Trois fois rien : 0+0+0= la dette aux totaux!

Allez, comme ça, tout à trac, dressons le bref éloge de l’un de nos derniers gros coups de coeur du mois : le bien-nommé Trois fois rien de la confidentielle (mais talentueuse) Nadège Loiseau, comédie sociale pur jus fièrement drolatique et amèrement douce narrant les pérégrinations de trois SDF aux horizons limités mais divers, petit trio de pieds nickelés composé du bourru Brindille, du désabusé Casquette et du trublion La Flèche…

S’appuyant sur les ficelles un rien grossières mais très efficaces des comédies françaises des années 80-90 (on pense énormément à Une époque formidable, meilleure réalisation de Gérard Jugnot à ce jour mais également au très eighties Sac de Nœuds de Josiane Balasko tourné quelques années plus tôt, ndlr) Nadège Loiseau réunit autour d’elle quelques-uns des meilleurs espoirs du cinéma francophone du moment : entre un Antoine Bertrand particulièrement frappant en ancien père de famille dépressif désireux de remonter la pente, un Philippe Rebbot désarmant de tristesse en alcoolique fataliste aux yeux de vieux loup de mer fatigué et un Côme Levin irrésistible en jeune chien fou perdu dans un jeu de quilles le casting de Trois fois rien séduit puis fascine par son élégante simplicité, son registre clairement revendiqué « humain » et gentiment « mélo ».

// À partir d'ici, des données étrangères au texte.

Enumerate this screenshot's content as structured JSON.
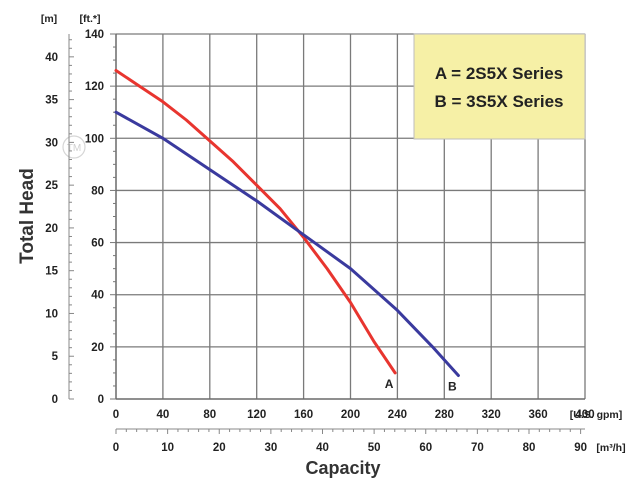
{
  "chart_data": {
    "type": "line",
    "xlabel": "Capacity",
    "ylabel": "Total Head",
    "x_primary": {
      "unit": "[U.S. gpm]",
      "range": [
        0,
        400
      ],
      "ticks": [
        0,
        40,
        80,
        120,
        160,
        200,
        240,
        280,
        320,
        360,
        400
      ]
    },
    "x_secondary": {
      "unit": "[m³/h]",
      "range": [
        0,
        90.85
      ],
      "ticks": [
        0,
        10,
        20,
        30,
        40,
        50,
        60,
        70,
        80,
        90
      ]
    },
    "y_primary": {
      "unit": "[ft.*]",
      "range": [
        0,
        140
      ],
      "ticks": [
        0,
        20,
        40,
        60,
        80,
        100,
        120,
        140
      ]
    },
    "y_secondary": {
      "unit": "[m]",
      "range": [
        0,
        42.67
      ],
      "ticks": [
        0,
        5,
        10,
        15,
        20,
        25,
        30,
        35,
        40
      ]
    },
    "grid": true,
    "legend": {
      "position": "top-right",
      "entries": [
        "A = 2S5X Series",
        "B = 3S5X Series"
      ]
    },
    "series": [
      {
        "name": "A",
        "color": "#e8352f",
        "x": [
          0,
          20,
          40,
          60,
          80,
          100,
          120,
          140,
          160,
          180,
          200,
          220,
          238
        ],
        "y": [
          126,
          120,
          114,
          107,
          99,
          91,
          82,
          73,
          62,
          50,
          37,
          22,
          10
        ]
      },
      {
        "name": "B",
        "color": "#3a3a9e",
        "x": [
          0,
          40,
          80,
          120,
          160,
          200,
          240,
          270,
          292
        ],
        "y": [
          110,
          100,
          88,
          76,
          63,
          50,
          34,
          20,
          9
        ]
      }
    ],
    "watermark": "TM"
  }
}
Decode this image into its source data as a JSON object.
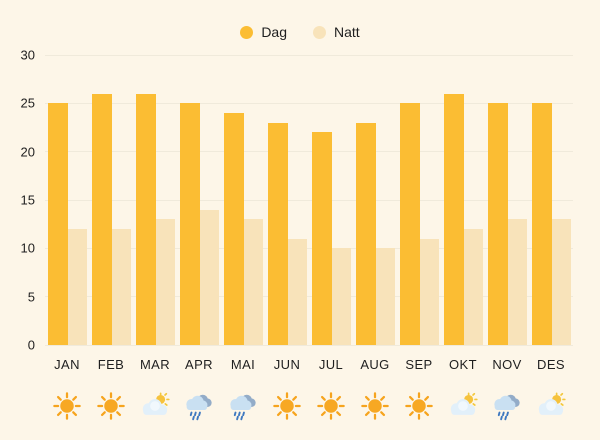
{
  "legend": {
    "items": [
      {
        "label": "Dag",
        "color": "#FBBD33"
      },
      {
        "label": "Natt",
        "color": "#F8E3BA"
      }
    ]
  },
  "chart_data": {
    "type": "bar",
    "categories": [
      "JAN",
      "FEB",
      "MAR",
      "APR",
      "MAI",
      "JUN",
      "JUL",
      "AUG",
      "SEP",
      "OKT",
      "NOV",
      "DES"
    ],
    "series": [
      {
        "name": "Dag",
        "color": "#FBBD33",
        "values": [
          25,
          26,
          26,
          25,
          24,
          23,
          22,
          23,
          25,
          26,
          25,
          25
        ]
      },
      {
        "name": "Natt",
        "color": "#F8E3BA",
        "values": [
          12,
          12,
          13,
          14,
          13,
          11,
          10,
          10,
          11,
          12,
          13,
          13
        ]
      }
    ],
    "ylim": [
      0,
      30
    ],
    "yticks": [
      0,
      5,
      10,
      15,
      20,
      25,
      30
    ],
    "grid": true,
    "legend_position": "top-center"
  },
  "weather_icons": [
    {
      "month": "JAN",
      "icon": "sun"
    },
    {
      "month": "FEB",
      "icon": "sun"
    },
    {
      "month": "MAR",
      "icon": "sun-behind-cloud"
    },
    {
      "month": "APR",
      "icon": "rain-cloud"
    },
    {
      "month": "MAI",
      "icon": "rain-cloud"
    },
    {
      "month": "JUN",
      "icon": "sun"
    },
    {
      "month": "JUL",
      "icon": "sun"
    },
    {
      "month": "AUG",
      "icon": "sun"
    },
    {
      "month": "SEP",
      "icon": "sun"
    },
    {
      "month": "OKT",
      "icon": "sun-behind-cloud"
    },
    {
      "month": "NOV",
      "icon": "rain-cloud"
    },
    {
      "month": "DES",
      "icon": "sun-behind-cloud"
    }
  ],
  "colors": {
    "background": "#FDF6E8",
    "gridline": "#F0EADB",
    "text": "#1F1F1F",
    "dag": "#FBBD33",
    "natt": "#F8E3BA"
  }
}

Nous suivrons donc les boires et les déboires (mal)heureux de Brindille (Bertrand), de Casquette (Rebbot) et de Francis « La Flèche » Courtebez (Levin, LA révélation du film), sans domicile fixe et fraîchement gagnants au tirage du loto télévisé quotidien de la modique somme de 224 000 euros et des poussières… une providence comme tombée du ciel pour nos trois marginaux titulaires, chance inespérée qui va rapidement (mais non sans quelques difficultés administratives) leur permettre d’emménager en colocation dans un appartement parisien fort éloigné de leur inconfort journalier. Ce coup de pouce du destin qui – de prime abord – suscite chez le groupe une certaine euphorie généralisée va peu à peu fissurer leur amitié, Brindille croyant bon de chercher à s’embourgeoiser à tout prix pour des raisons connues de lui-seul lorsque La Flèche met un point d’honneur à juste profiter du nouveau luxe qui se présente à lui sans forcément penser aux lendemains qui risqueraient de déchanter ; entre son raisonnable ami et le jeune punk un rien écervelé Casquette continue à écumer sa poignante tristesse en noyant de jour en jour son chagrin dans l’alcool, bien incapable de changer de mode de vie en dépit du bon sens…

Souvent drôle et peuplé de situations diablement bien trouvées mettant en valeur les caractères joliment métissés du triptyque de zéros revenus d’entre les pauvres Trois fois rien n’en est pas moins terriblement triste et désespéré à bien y regarder de plus près. Nadège Loiseau porte un regard extraordinairement lucide sur ces laissés-pour-compte se contentant le plus souvent d’accueillir ce qui s’offre à eux, montrant avec finesse et bienveillance (mais sans condescendance aucune, et c’est là son plus beau miracle…) l’impossibilité à échapper à la misère pour ses personnages. En résulte un film profondément humain renouant avec tout un pan de la comédie française des années d’avant, de la troupe du Splendid, des productions Christian Fechner et consort… Une petite pépite qui, sans payer de mine, s’annonce donc comme le coup de coeur de ce nouveau printemps. A voir absolument.